The Times - Looking up
If our buildings are taller, our green spaces will be safer.

There need be no conflict. The culprits are the planners, architects and bureaucrats, who insist on building the wrong kind of housing. The baleful architecture of the 60s and 70s has not only halted further construction of the hated tower blocks; it has also ensured that no one is now ready to contemplate any high-rise schemes. This is absurd. If ribbon development was the bane of the 30s, the housing favoured today is little better: sprawling estates of identical boxes with pocket handkerchief gardens, faux Georgian mansions, occasional pastiches of Victorian terraces. This is wasteful of land. The Government says 60 per cent of new housing should be on brownfield sites. The target is too low. The National Trust’s call for 80 per cent is fully achievable - but only if builders are ready to go up instead of out.
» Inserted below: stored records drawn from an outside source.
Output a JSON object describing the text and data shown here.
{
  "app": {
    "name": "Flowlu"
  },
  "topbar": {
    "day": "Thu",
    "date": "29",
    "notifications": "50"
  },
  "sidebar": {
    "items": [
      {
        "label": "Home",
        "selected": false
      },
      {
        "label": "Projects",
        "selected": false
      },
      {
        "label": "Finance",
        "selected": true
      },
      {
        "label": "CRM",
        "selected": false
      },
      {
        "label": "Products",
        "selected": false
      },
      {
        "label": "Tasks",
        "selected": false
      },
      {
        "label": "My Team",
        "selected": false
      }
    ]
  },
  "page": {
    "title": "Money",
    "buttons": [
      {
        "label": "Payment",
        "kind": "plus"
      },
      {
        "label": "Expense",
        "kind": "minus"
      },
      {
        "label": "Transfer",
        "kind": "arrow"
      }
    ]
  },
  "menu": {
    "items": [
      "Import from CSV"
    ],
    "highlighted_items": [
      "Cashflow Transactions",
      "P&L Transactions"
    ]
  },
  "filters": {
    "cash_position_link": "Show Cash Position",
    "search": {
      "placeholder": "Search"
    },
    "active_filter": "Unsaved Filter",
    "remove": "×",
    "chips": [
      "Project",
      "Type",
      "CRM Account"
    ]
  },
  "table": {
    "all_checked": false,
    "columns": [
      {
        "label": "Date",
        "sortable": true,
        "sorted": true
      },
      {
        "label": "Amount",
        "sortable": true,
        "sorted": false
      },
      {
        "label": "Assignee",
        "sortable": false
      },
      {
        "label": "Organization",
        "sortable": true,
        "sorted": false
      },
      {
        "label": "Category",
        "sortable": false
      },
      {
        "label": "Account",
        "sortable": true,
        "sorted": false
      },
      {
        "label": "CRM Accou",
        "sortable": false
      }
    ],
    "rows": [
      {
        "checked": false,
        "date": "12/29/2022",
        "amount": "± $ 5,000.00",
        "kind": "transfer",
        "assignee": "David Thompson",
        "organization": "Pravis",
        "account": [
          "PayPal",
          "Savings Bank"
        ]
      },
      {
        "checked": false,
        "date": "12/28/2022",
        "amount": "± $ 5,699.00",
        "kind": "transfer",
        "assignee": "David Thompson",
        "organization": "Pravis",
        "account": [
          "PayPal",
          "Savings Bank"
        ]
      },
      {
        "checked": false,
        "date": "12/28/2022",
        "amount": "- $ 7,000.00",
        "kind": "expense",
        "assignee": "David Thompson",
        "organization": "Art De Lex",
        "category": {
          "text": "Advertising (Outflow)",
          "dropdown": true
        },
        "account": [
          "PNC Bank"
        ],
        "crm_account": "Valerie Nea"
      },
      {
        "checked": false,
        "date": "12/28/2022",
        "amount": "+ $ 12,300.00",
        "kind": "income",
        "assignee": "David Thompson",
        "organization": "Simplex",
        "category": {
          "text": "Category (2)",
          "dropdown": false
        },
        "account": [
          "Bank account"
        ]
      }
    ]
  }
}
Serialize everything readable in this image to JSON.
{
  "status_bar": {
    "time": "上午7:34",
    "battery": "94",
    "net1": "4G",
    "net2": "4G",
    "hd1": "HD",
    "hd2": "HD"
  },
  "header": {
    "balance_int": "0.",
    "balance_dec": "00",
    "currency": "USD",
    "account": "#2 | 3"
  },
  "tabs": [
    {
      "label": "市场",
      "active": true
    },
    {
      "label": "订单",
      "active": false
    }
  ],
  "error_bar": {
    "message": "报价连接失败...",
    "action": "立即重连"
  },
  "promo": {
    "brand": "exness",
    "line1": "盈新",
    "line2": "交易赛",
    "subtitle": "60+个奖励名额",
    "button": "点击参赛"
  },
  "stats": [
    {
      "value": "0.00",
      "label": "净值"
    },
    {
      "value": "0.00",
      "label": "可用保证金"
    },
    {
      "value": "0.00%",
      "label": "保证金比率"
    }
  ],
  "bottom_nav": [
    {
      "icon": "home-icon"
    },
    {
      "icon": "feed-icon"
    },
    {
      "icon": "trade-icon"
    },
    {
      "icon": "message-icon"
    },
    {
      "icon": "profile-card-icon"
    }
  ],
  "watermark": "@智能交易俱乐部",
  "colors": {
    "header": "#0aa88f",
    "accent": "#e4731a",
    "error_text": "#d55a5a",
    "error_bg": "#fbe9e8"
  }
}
Scandinavia, for years, has achieved high density and environmental economy, as well as a sense of community, by building blocks of about eight storeys, tight enough to foster a community and well interspersed with open space. Architectural ratios of light, space and distance mean that these can house as many people in the area as isolated tower blocks. Could not the same be done in any dormitory town in the crowded South East? High Wycombe is notoriously long, low and sprawling: medium-rise developments would create a more concentrated, livelier centre. The same is true anywhere - Acton, Plymouth or Solihull. The trust is right to focus on the importance of green spaces. Good, imaginative architecture should combine space, density and community, and environmental awareness. Only then will our heritage be saved.